Can you send me a pic of you vag, I'm sexting the guy and he wants a pic but I didnt shave
dude are you serious?
I know you already have a pic on your phone
Is making out on a toilet while he is sitting down and pissing weird? cause that's what happened last night
There need to be more gay people on my afternoon soaps.
i always forget that thursday isnt the weekend in the real world
Just learned how to deliver a baby.the things i saw tonight can never be unseen
I puked in the pool and didn't tell them, then they all went swimming. Is it dick to just sit back and enjoy the show?

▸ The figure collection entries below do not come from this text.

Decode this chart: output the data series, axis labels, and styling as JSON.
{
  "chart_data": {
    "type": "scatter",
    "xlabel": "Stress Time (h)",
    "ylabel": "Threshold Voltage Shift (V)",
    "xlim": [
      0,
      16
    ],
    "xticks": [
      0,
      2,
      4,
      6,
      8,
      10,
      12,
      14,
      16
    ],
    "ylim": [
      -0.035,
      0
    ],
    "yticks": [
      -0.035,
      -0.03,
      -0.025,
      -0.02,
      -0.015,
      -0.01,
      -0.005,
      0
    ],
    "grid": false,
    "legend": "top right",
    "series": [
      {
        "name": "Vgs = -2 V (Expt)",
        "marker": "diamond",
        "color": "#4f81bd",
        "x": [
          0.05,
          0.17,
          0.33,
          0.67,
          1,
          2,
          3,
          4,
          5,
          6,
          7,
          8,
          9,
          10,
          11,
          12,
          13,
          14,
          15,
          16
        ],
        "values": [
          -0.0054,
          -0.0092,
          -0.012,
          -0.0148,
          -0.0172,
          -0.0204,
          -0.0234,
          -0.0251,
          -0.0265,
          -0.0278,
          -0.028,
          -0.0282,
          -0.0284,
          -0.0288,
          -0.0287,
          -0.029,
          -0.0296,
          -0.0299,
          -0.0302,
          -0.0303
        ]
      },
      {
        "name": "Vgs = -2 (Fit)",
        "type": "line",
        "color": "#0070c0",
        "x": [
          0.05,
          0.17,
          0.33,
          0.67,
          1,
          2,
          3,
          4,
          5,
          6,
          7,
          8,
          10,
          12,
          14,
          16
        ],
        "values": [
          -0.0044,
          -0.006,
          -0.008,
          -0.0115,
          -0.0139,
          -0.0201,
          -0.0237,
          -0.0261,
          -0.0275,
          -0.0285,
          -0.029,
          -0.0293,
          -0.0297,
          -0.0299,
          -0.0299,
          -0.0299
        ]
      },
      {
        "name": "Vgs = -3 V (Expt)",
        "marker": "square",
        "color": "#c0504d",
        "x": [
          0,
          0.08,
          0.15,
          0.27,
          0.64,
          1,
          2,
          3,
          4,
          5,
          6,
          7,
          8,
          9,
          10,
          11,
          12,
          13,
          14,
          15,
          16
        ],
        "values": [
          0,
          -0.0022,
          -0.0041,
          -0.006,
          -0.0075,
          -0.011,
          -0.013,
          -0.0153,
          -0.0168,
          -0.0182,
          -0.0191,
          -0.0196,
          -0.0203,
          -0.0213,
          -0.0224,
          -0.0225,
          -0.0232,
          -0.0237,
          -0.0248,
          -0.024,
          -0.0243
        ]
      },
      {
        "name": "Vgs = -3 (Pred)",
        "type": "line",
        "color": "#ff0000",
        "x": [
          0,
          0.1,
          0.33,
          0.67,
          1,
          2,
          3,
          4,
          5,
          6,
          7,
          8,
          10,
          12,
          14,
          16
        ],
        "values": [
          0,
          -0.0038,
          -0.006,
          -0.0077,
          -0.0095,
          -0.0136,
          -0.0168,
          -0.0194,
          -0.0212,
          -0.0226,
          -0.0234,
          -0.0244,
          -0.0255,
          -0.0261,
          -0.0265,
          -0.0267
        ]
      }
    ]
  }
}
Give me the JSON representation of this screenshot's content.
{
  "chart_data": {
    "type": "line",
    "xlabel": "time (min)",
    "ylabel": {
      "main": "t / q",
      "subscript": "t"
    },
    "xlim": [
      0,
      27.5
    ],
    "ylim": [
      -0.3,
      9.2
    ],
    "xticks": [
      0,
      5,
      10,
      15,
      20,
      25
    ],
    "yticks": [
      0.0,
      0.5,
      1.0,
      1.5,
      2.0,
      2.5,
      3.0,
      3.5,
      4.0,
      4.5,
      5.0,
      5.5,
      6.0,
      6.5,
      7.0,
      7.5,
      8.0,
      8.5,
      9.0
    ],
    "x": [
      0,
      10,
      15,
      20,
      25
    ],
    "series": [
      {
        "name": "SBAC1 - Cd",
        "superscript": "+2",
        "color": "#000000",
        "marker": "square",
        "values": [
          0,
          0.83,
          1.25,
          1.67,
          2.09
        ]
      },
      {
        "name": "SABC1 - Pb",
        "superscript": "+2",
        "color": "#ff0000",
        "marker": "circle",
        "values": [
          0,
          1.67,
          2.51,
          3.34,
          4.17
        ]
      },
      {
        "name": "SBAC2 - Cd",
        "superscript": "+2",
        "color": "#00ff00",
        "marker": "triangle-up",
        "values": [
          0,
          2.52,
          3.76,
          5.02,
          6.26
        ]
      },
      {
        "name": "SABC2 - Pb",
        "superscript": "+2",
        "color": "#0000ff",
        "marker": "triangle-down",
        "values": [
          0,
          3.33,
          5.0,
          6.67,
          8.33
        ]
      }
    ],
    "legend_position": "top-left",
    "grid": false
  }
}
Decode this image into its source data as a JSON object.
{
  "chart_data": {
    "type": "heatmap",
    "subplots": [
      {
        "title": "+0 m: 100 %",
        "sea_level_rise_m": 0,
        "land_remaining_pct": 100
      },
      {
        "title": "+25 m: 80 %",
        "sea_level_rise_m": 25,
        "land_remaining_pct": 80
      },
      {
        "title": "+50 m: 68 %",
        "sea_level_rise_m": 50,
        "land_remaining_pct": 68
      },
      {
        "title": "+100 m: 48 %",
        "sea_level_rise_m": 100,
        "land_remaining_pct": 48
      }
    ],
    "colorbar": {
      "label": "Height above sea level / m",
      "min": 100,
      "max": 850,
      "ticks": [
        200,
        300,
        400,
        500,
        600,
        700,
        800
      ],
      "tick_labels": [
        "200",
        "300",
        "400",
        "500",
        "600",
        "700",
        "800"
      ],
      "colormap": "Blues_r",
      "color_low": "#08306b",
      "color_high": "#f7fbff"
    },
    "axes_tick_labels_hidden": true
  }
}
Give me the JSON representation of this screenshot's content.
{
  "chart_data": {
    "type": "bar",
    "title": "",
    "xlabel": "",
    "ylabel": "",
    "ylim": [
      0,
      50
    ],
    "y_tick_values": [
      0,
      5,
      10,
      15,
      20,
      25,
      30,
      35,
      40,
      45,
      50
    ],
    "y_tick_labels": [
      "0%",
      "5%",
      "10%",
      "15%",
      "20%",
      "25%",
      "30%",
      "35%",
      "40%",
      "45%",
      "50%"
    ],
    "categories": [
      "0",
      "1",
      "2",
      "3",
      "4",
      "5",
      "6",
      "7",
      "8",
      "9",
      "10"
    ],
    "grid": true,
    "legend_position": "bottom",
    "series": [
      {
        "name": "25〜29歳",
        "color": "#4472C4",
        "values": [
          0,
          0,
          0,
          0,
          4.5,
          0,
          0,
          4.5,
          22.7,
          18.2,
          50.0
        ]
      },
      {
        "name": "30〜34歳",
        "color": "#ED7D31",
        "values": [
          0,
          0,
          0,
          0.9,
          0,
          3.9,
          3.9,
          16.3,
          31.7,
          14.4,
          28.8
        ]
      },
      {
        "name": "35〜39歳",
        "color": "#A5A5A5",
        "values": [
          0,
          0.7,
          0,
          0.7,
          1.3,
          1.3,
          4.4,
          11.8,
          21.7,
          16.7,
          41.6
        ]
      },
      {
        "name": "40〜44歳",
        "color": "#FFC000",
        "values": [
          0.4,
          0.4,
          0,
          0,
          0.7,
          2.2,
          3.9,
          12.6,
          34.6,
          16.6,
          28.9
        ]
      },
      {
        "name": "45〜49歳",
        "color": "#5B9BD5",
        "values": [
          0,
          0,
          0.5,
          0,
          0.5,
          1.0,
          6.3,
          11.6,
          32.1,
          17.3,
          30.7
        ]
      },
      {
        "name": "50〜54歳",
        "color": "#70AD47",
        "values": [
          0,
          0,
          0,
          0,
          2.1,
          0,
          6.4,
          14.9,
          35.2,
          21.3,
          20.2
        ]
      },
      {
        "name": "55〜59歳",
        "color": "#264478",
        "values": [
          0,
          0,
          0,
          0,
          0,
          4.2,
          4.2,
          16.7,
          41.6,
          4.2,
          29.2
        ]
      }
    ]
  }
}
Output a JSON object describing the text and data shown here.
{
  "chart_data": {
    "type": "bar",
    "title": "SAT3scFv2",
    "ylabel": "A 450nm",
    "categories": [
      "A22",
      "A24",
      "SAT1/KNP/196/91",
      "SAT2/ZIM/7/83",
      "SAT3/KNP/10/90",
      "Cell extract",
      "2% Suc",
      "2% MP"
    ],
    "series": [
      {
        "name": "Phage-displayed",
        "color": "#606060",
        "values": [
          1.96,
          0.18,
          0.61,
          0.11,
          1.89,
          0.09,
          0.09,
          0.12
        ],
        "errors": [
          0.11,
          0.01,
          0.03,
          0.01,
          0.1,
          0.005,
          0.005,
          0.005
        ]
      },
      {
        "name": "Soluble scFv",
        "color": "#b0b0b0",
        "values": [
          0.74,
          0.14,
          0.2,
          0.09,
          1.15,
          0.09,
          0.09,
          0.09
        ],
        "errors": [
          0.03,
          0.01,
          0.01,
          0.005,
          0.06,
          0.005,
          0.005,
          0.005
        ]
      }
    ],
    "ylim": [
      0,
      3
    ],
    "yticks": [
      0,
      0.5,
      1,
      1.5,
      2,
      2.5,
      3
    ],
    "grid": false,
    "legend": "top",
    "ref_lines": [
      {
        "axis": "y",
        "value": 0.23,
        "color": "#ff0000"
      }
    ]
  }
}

Didn't I tell you I have developed a shameless theory about farting anywhere and everywhere? I'm too pretty so no one suspects me.
Why did I just get a ziplock baggie labeled "2010" on it from you in the mail?
There's a patch of dead grass from where you would notoriously throw up after every good night in July. This summer was great.
I'm instituting a new rule. If you wake me up at 3am about wrinkled blankets, I get to throat punch you
The guy next to me just said he wont play beer pong on principle. Im scared.
Just letting everyone know that I am still alive after last night. On a related note, this is the 15th "I'm not dead!" mass text I've sent. You've got to celebrate the little things.
Stormed out of the house in frustration and now I'm in public and have to take a rage dump. Today sucks.
I know you won't see this for awhile, but I had to tell somebody, and you're like the only person who won't judge me for having an accidental erotic encounter with General Tso's chicken.
Riddle me this: why did I wake up next to a stuffed sword fish?